Low-altitude platform UAVs working at altitudes below 100 m are used for precision agriculture and WSN networking [87]. UAV flights can reduce shadow and vegetation blockage effects [86]. Drones can dynamically collect data from distributed nodes and enhance network coverage. Static data collection by system2 did not consumed more power than with the tower-UAV system as timely transmissions were programmed precisely. A limiting factor in a UAV-based data collection system is its’ flight time restriction, but with larger capacity lithium-ion batteries, flight time can last up to 30 min [88]. The total time required for the flight over the 8-hectare farm to acquire data was a little more than 15 min, so capturing data from 15 hectares is possible. The method can be repeated after storing the route and waypoints, but rural farmers do not easily become accustomed to the process. If the UAV is elevated to 100 m, it can have a field of view of 5 hectares and could recover data from five towers instantly. The 15-hectare data could be acquired in 10 min. UAV communications systems work by using one frequency to control the aerial vehicle from the ground via a remote pilot while another frequency transmits data or videos [89].
Fruit flies sampled with electronic traps from 2019 to 2021 were plotted in Figure 19. Federal officials impose a quarantine if an infestation is detected. The NCFF plant protection categories consider a zone to be Free Fruit Fly when FTD = 0.0 and low prevalence when FTD ≤ 0.01. If FTD > 0.01, the zone has to take plant protection actions. Measurements higher than FTD < 0.0023 were encountered in the three years, corresponding to a weekly count of six flies per trap. Wasps and other beetles were found dead inside the trap.

5. Conclusions

Accurate determination of fruit-fly infestation is of great importance in different scientific fields. In this paper, a commercial electronic trap with a ESP32-CAM system was experimentally tested with an algorithm that uses limited computational power programming and memory. Each electronic trap provides low-cost nodes with IoT wireless transmission. As the ESP32-CAM takes a grayscale picture that is binarized by the embedded system, it allows for one or more clear fruit fly morphological features within the image; fruit fly morphological details within the image include the insect’s body and head. After binarization, counting provides the quantity of insects trapped in a given period of time. As illumination varies throughout the day with canopy density, a single threshold did not distinguish the flies properly. A window with two thresholds eliminated all the CeraTrap bait liquid background as well as the outside vegetation.
Generally, five traps are hung per hectare, so a star network topology of LoRa was employed per hectare. It provides shorter distances between end nodes and the receiver, making it helpful for dense vegetation spaces. This method is much cheaper than point-to-point end devices as a central receiver is used by the communication.

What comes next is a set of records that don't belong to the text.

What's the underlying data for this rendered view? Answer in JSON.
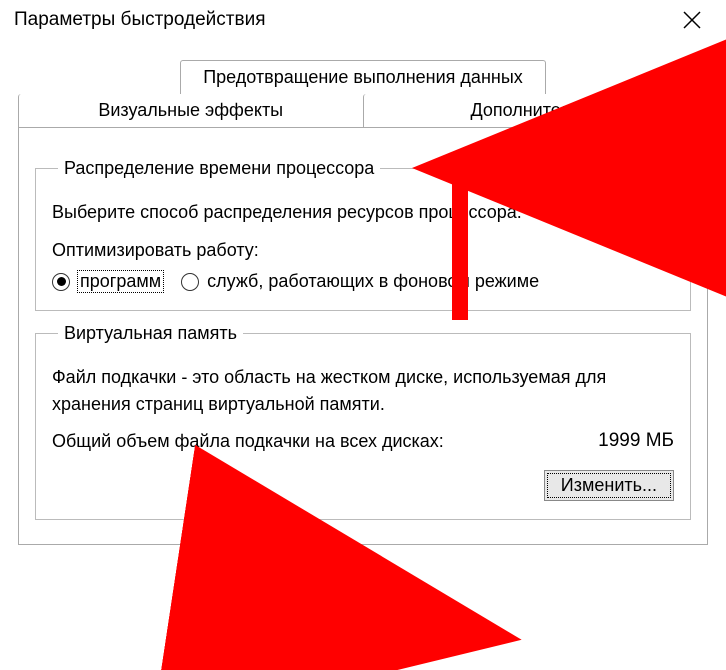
{
  "window": {
    "title": "Параметры быстродействия"
  },
  "tabs": {
    "dep": "Предотвращение выполнения данных",
    "visual": "Визуальные эффекты",
    "advanced": "Дополнительно"
  },
  "scheduling": {
    "legend": "Распределение времени процессора",
    "desc": "Выберите способ распределения ресурсов процессора.",
    "optimize_label": "Оптимизировать работу:",
    "radio_programs": "программ",
    "radio_services": "служб, работающих в фоновом режиме"
  },
  "vmem": {
    "legend": "Виртуальная память",
    "desc": "Файл подкачки - это область на жестком диске, используемая для хранения страниц виртуальной памяти.",
    "total_label": "Общий объем файла подкачки на всех дисках:",
    "total_value": "1999 МБ",
    "change_button": "Изменить..."
  }
}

The receiver was fixed to the top of a 20 m tower, but in some cases, packet loss occurred when trunks and branches interfered with the signal sent by the trap nodes, so pruning was necessary to reduce losses.
A DJI mini2 UAV scanned the data from same towers. At first, the UAV flew at a height of 30 m and took 15 min and 35 s to return home after scanning the 8-hectare route and collecting the data. At a higher flight altitude, route time can be reduced. Annual trap monitoring is still in progress, and, through the FTD, can determine the health of the farms. These electronic traps have shown excellent behavior and will be providing more information about fruit fly infestation in mango orchards.
In the future, several orchards with traps should be installed to maintain control of any fruit fly infestation. The alarm will help to determine the appearance of fruit flies and an odor-level sensor can provide an alert for when the CeraTrap fluid has to be replaced. With these traps, the technical personnel can work more efficiently.

Author Contributions

Conceptualization, F.H., R.R. and A.A.; Methodology, F.H., A.A., S.V., R.R. and O.O.; Software, O.O.; Validation, F.H., R.R., A.A. and O.O.; Formal analysis, F.H., S.V. and R.R.; Investigation, F.H., R.R., S.V. and O.O.; Writing—original draft, F.H.; Writing—review and editing, R.R. and S.V.; Project administration, R.R.; Resources, F.H.; Funding acquisition, F.H. All authors have read and agreed to the published version of the manuscript.

Funding

This research was funded by the DGIP research grants 22007-DTT-65 and 21078-DTT-65 from the Universidad Autonoma Chapingo.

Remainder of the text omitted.